Jonas Hector hat noch nie einen Titel gewonnen. Unter dem Punkt „Erfolge“ steht in den Informationsbroschüren des Deutschen Fußball-Bundes (DFB) bei ihm ein Strich. Das ist insofern erwähnenswert, als die meisten der 21 Akteure, die Bundestrainer Joachim Löw für die WM-Qualifikationsspiele gegen Tschechien und Nordirland nominiert hat, bereits haufenweise Trophäen gesammelt haben.
Der 26-jährige Verteidiger des 1. FC Köln aber hat noch nicht einmal Europa League, geschweige denn Champions League gespielt. Das hat weniger mit Hector zu tun, als mehr mit dem 1. FC , der (noch) kein Anwärter auf die großen Fußball-Bühnen ist. Demnach ist Hector auch weit und breit der einzige Kölner in Löws Kader.
Jonas Hector ist alles andere als ein Fußball-Held
Weil sich daran kurzfristig wenig ändern dürfte, wird Hector noch einige Zeit mit dem Strich leben müssen. Der 26-Jährige hat seinen Vertrag bei den Geißböcken bis 2021 verlängert. Das passt zu ihm.

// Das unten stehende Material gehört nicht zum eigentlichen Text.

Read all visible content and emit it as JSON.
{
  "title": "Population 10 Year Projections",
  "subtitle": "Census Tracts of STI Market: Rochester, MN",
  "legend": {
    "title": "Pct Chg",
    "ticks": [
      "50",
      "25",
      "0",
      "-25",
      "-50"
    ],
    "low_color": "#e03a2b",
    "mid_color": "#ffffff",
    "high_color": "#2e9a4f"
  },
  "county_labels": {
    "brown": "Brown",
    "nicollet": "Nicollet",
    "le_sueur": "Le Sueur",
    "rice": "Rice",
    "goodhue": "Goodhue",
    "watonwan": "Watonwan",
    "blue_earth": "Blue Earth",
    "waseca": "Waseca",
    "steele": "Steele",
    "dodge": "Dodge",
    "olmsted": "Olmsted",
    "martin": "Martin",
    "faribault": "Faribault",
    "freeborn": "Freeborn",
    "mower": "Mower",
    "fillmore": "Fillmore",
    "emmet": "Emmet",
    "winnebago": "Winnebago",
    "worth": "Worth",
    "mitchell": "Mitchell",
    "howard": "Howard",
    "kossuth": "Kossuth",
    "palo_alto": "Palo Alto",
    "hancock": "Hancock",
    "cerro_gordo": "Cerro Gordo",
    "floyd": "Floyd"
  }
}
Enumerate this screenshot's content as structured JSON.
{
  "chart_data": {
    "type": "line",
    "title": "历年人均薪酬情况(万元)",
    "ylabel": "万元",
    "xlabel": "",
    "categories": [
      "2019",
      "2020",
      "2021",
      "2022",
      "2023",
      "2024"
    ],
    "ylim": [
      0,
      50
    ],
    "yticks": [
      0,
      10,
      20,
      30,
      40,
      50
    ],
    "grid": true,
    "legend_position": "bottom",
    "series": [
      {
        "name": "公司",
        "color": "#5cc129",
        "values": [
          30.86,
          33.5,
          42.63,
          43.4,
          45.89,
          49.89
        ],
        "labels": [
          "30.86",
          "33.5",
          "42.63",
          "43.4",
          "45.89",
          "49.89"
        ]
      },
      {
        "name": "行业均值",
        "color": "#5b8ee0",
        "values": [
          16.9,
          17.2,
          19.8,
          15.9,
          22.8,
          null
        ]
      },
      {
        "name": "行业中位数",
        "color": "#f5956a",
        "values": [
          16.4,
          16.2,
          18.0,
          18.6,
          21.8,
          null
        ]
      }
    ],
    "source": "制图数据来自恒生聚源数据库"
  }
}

Hector ist in vielem anders als andere Fußball-Profis. Man könnte mit seinem Namen beginnen. Jonas und Hektor. Der eine Bibel-, der andere Sagenfigur. Beides irgendwie Helden. Aber das würde in seinem Fall auf die falsche Fährte führen. Jonas Hector ist völlig unheroisch. Fußball-Pathos ist ihm fremd.
Inmitten des überdrehten Getriebes der Branche wirkt er wohltuend normal. Ein Wesenszug der Spätberufenen, die sich an der Talentschulung des DFB vorbei entwickelt haben. Als Hector 18 war, lockte der VfL Bochum mit einem Profi-Vertrag. Hector blieb lieber als Amateur bei seinem saarländischen Heimatclub SV Auersmacher, mit dem er gerade in die Oberliga aufgestiegen war. Anschließend kickte er in der zweiten Mannschaft des 1. FC Köln, ehe er den Sprung in die Zweitliga-Elf schaffte.
Mehmet Scholl riet Hector, es langsam angehen zu lassen
Dazwischen absolvierte er ein Probetraining beim FC Bayern II. Dessen damaliger Trainer Mehmet Scholl riet ihm, die Karriere Schritt für Schritt zu gehen. Was hieß: Erst mal einen Schritt zurück.
Der 1,85 Meter große Verteidiger ist kein Jahrhunderttalent. Er muss sich den Fortschritt erarbeiten. Dafür ist er mit Schnelligkeit, Ausdauer und Offensivgeist gesegnet. Eigenschaften, die ihn Anfang 2015 nach seinem Bundesliga-Aufstieg mit Köln in die Nationalelf befördert haben. Dort hat sich der Kölner zur Konstante auf der linken Seite der Viererkette entwickelt.
Gegen Tschechien stand Hector zum 22. Mal in Folge in der Startformation. Ein typischer Hector-Auftritt: Erst seinen Gegenspieler müde gelaufen, dann Thomas Müller den Ball im Stile eines Außenstürmers zum 3:0-Endstand serviert.
Hector verliert darüber keine großen Worte. Lieber blickt er gelassen über den Tellerrand des Fußballs hinaus. Er studiert an einer Fern-Uni Betriebswirtschaft. Dass er gelegentlich Brille trägt, hat ihm den Spitznamen „Schlaubi“ eingebracht, angelehnt an den nervigen Schlumpf, der alles besser weiß. Tatsächlich aber ist Hector auch hier anders.